Territorialização Escolar do Projeto Político-Pedagógico: gestão democrática e formação continuada como formas de resistência docente
DOI:
https://doi.org/10.5433/2447-1747.2026v35n2p173Palavras-chave:
Geografia da Educação, formação de professores, território escolar, gerencialismo, Autonomia DocenteResumo
O Projeto Político-Pedagógico (PPP) organiza práticas educativas, orienta a gestão democrática e explicita a identidade e a intencionalidade formativa da escola.

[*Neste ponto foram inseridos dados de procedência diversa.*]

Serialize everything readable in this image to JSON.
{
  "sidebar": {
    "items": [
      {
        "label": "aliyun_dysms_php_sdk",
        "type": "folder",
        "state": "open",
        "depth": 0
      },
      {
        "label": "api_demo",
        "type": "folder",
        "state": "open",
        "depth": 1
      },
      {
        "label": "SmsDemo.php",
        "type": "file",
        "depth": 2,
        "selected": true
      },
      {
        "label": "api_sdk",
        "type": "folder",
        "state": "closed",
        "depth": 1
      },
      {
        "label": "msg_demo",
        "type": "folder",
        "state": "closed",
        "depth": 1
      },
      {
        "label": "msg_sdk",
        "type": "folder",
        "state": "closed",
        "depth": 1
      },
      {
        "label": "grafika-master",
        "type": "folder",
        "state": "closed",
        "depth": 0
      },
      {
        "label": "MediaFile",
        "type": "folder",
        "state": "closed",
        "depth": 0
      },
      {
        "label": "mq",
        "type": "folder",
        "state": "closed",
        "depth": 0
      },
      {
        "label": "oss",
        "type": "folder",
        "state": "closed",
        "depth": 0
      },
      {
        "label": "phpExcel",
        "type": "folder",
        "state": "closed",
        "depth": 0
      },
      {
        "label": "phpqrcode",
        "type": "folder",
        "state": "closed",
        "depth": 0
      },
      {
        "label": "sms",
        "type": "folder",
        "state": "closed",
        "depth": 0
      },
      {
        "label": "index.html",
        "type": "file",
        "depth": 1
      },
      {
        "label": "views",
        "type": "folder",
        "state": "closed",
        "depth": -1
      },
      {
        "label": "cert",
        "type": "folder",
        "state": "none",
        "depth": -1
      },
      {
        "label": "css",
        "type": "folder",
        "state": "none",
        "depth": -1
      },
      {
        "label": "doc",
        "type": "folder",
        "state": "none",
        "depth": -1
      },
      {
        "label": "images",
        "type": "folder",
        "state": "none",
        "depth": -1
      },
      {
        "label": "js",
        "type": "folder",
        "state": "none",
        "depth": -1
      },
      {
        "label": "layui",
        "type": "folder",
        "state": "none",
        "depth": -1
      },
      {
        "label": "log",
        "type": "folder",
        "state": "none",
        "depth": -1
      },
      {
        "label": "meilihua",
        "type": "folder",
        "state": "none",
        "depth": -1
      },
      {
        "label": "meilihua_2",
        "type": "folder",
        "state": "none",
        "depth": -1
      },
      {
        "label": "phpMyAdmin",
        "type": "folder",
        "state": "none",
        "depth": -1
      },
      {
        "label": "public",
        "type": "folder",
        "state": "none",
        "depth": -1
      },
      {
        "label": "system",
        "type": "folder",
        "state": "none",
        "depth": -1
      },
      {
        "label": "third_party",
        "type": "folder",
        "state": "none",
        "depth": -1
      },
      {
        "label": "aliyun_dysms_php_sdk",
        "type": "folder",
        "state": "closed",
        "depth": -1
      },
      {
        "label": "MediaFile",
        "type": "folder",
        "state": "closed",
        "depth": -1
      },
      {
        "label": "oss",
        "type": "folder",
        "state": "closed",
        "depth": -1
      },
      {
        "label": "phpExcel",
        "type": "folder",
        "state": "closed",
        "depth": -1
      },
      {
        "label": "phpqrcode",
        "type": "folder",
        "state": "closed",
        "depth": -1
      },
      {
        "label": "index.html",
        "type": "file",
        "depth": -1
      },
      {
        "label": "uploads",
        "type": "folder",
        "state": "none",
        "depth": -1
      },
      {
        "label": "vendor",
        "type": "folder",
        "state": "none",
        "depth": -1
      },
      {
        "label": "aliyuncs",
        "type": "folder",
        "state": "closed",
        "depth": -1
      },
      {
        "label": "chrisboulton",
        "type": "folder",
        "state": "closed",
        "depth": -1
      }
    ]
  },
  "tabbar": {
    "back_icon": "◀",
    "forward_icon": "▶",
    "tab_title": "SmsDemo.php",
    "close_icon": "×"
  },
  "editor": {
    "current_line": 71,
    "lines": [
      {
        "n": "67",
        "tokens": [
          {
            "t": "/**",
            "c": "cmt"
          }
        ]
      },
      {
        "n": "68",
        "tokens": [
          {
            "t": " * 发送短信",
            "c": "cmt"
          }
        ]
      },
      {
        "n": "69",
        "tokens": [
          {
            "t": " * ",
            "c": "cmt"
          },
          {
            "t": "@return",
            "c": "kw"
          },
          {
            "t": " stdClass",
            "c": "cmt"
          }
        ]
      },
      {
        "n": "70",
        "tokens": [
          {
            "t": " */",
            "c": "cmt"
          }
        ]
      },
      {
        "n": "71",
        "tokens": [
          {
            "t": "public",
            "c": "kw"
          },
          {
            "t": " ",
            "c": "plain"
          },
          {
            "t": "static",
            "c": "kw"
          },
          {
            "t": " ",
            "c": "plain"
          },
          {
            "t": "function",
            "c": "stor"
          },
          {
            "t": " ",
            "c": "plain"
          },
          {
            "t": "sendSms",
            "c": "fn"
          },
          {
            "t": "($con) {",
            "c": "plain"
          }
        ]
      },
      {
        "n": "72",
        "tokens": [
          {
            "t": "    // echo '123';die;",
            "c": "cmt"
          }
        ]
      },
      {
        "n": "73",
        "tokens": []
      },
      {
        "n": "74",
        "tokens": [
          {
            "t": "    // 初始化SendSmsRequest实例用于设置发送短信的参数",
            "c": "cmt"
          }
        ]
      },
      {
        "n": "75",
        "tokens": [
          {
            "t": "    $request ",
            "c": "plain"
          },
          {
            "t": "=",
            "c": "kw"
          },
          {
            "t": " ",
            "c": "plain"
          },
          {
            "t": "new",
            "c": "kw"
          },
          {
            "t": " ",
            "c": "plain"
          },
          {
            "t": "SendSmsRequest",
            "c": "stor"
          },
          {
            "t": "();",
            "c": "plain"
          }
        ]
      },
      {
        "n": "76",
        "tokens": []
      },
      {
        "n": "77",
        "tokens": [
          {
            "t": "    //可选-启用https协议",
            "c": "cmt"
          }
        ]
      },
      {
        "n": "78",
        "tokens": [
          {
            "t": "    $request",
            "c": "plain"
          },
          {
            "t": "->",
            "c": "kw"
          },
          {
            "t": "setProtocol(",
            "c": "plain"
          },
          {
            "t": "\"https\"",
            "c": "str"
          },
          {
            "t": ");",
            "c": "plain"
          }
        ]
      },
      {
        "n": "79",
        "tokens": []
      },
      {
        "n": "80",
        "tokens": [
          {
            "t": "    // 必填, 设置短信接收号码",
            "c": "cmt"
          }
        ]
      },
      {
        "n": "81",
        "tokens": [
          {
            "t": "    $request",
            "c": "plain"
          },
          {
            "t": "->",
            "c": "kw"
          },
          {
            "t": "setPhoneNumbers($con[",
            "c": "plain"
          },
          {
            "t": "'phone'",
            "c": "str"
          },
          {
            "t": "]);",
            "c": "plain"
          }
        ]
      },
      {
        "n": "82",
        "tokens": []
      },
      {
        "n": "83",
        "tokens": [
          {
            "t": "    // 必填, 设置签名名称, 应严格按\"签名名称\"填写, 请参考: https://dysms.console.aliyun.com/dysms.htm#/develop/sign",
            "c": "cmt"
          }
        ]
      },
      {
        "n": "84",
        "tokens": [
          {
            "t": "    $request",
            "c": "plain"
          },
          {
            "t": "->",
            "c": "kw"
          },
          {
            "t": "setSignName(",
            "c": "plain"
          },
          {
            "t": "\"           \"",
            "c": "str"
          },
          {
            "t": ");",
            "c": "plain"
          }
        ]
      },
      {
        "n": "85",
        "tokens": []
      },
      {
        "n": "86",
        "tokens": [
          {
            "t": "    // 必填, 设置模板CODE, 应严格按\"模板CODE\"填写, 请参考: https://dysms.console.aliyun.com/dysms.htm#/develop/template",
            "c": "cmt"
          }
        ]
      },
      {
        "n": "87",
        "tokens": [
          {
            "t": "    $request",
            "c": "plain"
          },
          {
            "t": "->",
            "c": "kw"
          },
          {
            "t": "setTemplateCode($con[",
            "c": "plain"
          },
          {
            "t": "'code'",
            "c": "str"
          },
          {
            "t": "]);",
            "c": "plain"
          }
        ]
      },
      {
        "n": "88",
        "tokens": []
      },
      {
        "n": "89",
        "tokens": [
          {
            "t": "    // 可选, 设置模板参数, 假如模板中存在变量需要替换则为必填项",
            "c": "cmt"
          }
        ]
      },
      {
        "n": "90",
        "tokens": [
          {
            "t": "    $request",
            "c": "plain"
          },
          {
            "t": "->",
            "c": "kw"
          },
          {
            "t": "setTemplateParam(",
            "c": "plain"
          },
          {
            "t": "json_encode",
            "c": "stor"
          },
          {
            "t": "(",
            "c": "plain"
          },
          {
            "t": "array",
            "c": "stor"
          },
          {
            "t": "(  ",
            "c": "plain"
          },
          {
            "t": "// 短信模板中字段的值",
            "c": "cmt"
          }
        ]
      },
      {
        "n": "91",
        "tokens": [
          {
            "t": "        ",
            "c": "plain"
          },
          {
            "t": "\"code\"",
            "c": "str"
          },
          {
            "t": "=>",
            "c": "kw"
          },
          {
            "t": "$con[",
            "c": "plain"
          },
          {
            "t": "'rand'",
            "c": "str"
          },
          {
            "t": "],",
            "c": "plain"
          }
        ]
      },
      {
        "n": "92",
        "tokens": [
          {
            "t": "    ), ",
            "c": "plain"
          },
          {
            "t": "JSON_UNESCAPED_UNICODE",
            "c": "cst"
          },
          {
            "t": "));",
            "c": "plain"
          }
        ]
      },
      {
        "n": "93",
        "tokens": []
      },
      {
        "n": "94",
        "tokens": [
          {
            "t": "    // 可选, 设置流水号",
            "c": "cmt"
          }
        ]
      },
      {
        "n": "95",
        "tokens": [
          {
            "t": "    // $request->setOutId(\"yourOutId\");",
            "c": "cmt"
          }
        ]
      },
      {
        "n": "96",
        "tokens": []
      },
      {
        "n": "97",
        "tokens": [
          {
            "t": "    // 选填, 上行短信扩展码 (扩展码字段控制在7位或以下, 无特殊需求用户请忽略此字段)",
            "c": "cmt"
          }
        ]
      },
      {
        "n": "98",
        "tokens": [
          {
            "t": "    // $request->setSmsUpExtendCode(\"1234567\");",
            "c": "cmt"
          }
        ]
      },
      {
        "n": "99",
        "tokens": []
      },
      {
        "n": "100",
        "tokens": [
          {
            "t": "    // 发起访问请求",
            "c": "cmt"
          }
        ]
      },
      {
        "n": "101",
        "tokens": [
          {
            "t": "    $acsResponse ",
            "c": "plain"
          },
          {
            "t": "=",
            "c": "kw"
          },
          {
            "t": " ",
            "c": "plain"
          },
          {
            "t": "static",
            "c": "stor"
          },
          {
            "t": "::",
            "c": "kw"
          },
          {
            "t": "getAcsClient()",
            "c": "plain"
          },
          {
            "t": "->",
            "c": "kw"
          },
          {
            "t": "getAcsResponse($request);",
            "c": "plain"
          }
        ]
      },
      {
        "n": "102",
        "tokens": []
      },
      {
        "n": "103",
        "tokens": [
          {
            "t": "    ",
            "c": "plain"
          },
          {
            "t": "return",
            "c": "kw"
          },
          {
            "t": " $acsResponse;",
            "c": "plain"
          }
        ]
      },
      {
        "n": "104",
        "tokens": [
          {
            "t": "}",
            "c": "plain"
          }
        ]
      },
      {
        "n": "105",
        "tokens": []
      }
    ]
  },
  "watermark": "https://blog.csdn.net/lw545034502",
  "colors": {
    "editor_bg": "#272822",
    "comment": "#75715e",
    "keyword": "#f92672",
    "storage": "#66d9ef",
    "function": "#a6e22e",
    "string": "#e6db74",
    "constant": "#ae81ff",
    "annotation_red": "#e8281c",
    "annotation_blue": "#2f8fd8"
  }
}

Para a Constituição Federal e a Lei de Diretrizes e Bases da Educação Nacional (LDB), sua elaboração, pela comunidade escolar, deve incorporar as necessidades formativas dos estudantes e as especificidades socioterritoriais do contexto em que a escola se insere. Neste artigo, o PPP é analisado na interface entre Formação de Professores e Geografia da Educação, entendendo a gestão democrática como fenômeno territorial marcado por disputas de escala decisória e pela relação escola-comunidade. Analisa-se também sua atualização diante de políticas curriculares centralizadoras, como a Base Nacional Comum Curricular (BNCC), em uma escola de Foz do Iguaçu-PR. Os resultados reforçam a necessidade de formações continuadas voltadas à participação docente e à leitura crítica do território escolar, com implicações para o trabalho e a autonomia docente. A descentralização do PPP na escola pode fortalecer a autonomia pedagógica e a capacidade de inscrever no currículo as singularidades locais, enquanto processos de centralização e padronização tendem a deslocar a decisão para outras escalas, desterritorializando saberes e práticas locais.